Yes, it was my birthday on Tuesday! On Monday, hurrah, our garden was finally finished. Wednesday, went up to London with some WI chums to see the Andy Warhol textiles exhibition at the Fashion and Textile Museum. Friday, to Heathfield to meet old friend Alison for lunch… and so it rolls on. Busy, busy novel writing too. Am determined to get it done by the autumn.
Doesn’t the new garden look good? We are very pleased – and relieved. The side of the house mess has been going on for 3 months… Feels like a lifetime. I’ll put a photo at the end of this post showing planting progres so far…
Birthday? Does Battleaxe like this getting older malarky? No, not much. Had planned to go to a WI picnic and take a few bottles of prosecco but it was cancelled due to the weather. So had a goodly few women round here in the afternoon. In the evening Philosopher and I went for a meal at the Red Lion in Brede. Very good. My big present this year is a steam engine driving experience, down in Swanage in the autumn. Watch this space!
Of course, it is my daughter Clara’s birthday on the same day as mine – she was born at 12.10am on 8 August! I sent her a photo of her as a ballerina, aged 7. 40 years ago! It’s an old photo – resolution not so good.
So, London. For a change, it was a sunny day. 9 of us went – on the train. Ooh what larks! Have been to the Fashion and Textile Museum many times before, and really like it. See this post. I never really knew Warhol was such a prolific textile designer in his early years as a commercial artist – from the early 50s through to the mid-sixties. Of course, many of the textiles were shown made up into beautiful 50s and 60s clothes. Here are a few pictures.
Later, all the women except me went to a Royal College of Needlework embroidery workshop. Now, ask yourselves, would Battleaxe do embroidery? Eeer, no. Am happy to join in with them doing other crafty things but that is a bridge too far. Brings back such horrid memories of needlework lessons at boarding school – clutching a grubby sweaty bit of sample stitchery, with wodges of blotting paper in my shoes in the hope that it would make me faint. It never did.
So I bunked off from the museum into the sunny afternoon. Visited one of those Mary Portas tarted up charity shops – all too expensive and size 10, then wandered into a glass workshop and exhibition. Peter Layton. The exhibition was ‘Making Waves.’ His glass pieces are incredibly expensive, like many thousands, and some are lovely. I particularly liked these vases with waves coming out of the top.
The glass-blowing workshop was just so astonishingly hot. I don’t know how they work in there. Peter himself was not around, but I chatted to another glass-blower, Louis Thompson, who I had never heard of but is also a distinguiished glass-blower and designer.
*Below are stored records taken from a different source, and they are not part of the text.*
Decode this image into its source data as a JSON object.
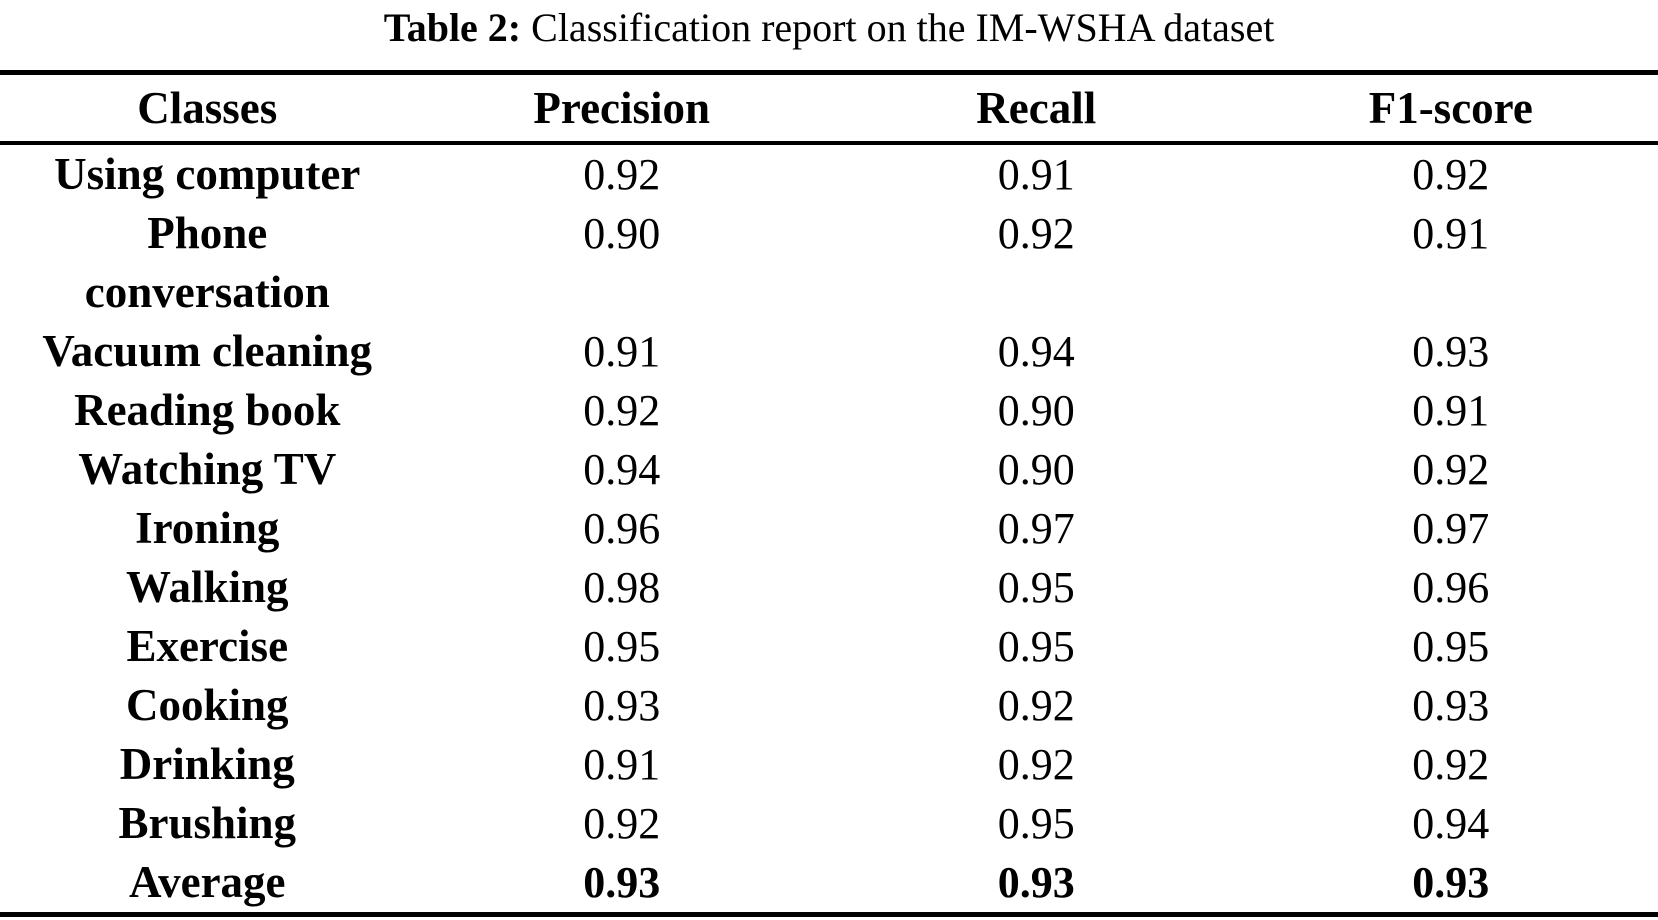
{
  "caption": {
    "label": "Table 2:",
    "text": " Classification report on the IM-WSHA dataset"
  },
  "table": {
    "headers": [
      "Classes",
      "Precision",
      "Recall",
      "F1-score"
    ],
    "rows": [
      {
        "label": "Using computer",
        "precision": "0.92",
        "recall": "0.91",
        "f1": "0.92"
      },
      {
        "label": "Phone conversation",
        "precision": "0.90",
        "recall": "0.92",
        "f1": "0.91"
      },
      {
        "label": "Vacuum cleaning",
        "precision": "0.91",
        "recall": "0.94",
        "f1": "0.93"
      },
      {
        "label": "Reading book",
        "precision": "0.92",
        "recall": "0.90",
        "f1": "0.91"
      },
      {
        "label": "Watching TV",
        "precision": "0.94",
        "recall": "0.90",
        "f1": "0.92"
      },
      {
        "label": "Ironing",
        "precision": "0.96",
        "recall": "0.97",
        "f1": "0.97"
      },
      {
        "label": "Walking",
        "precision": "0.98",
        "recall": "0.95",
        "f1": "0.96"
      },
      {
        "label": "Exercise",
        "precision": "0.95",
        "recall": "0.95",
        "f1": "0.95"
      },
      {
        "label": "Cooking",
        "precision": "0.93",
        "recall": "0.92",
        "f1": "0.93"
      },
      {
        "label": "Drinking",
        "precision": "0.91",
        "recall": "0.92",
        "f1": "0.92"
      },
      {
        "label": "Brushing",
        "precision": "0.92",
        "recall": "0.95",
        "f1": "0.94"
      },
      {
        "label": "Average",
        "precision": "0.93",
        "recall": "0.93",
        "f1": "0.93"
      }
    ]
  },
  "colors": {
    "text": "#000000",
    "background": "#ffffff",
    "rule": "#000000"
  },
  "chart_data": {
    "type": "table",
    "title": "Table 2: Classification report on the IM-WSHA dataset",
    "columns": [
      "Classes",
      "Precision",
      "Recall",
      "F1-score"
    ],
    "rows": [
      [
        "Using computer",
        0.92,
        0.91,
        0.92
      ],
      [
        "Phone conversation",
        0.9,
        0.92,
        0.91
      ],
      [
        "Vacuum cleaning",
        0.91,
        0.94,
        0.93
      ],
      [
        "Reading book",
        0.92,
        0.9,
        0.91
      ],
      [
        "Watching TV",
        0.94,
        0.9,
        0.92
      ],
      [
        "Ironing",
        0.96,
        0.97,
        0.97
      ],
      [
        "Walking",
        0.98,
        0.95,
        0.96
      ],
      [
        "Exercise",
        0.95,
        0.95,
        0.95
      ],
      [
        "Cooking",
        0.93,
        0.92,
        0.93
      ],
      [
        "Drinking",
        0.91,
        0.92,
        0.92
      ],
      [
        "Brushing",
        0.92,
        0.95,
        0.94
      ],
      [
        "Average",
        0.93,
        0.93,
        0.93
      ]
    ]
  }
}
Told him about the work I am doing with Andy McConnell etc.
Went back to the museum and found them all still earnestly bent over their embriodery rings! One trouble I have with making things is what do you do with them then… give them to people? They’d have to be good. Sell them? They’d have to be even better.
So, here is the latest progress in the garden. Many plants/shrubs are in huge pots and tubs where the men left them in April after starting the first bit of work. It takes a lot of logistic planning to move them without knackering ourselves. Some are irrecoverable.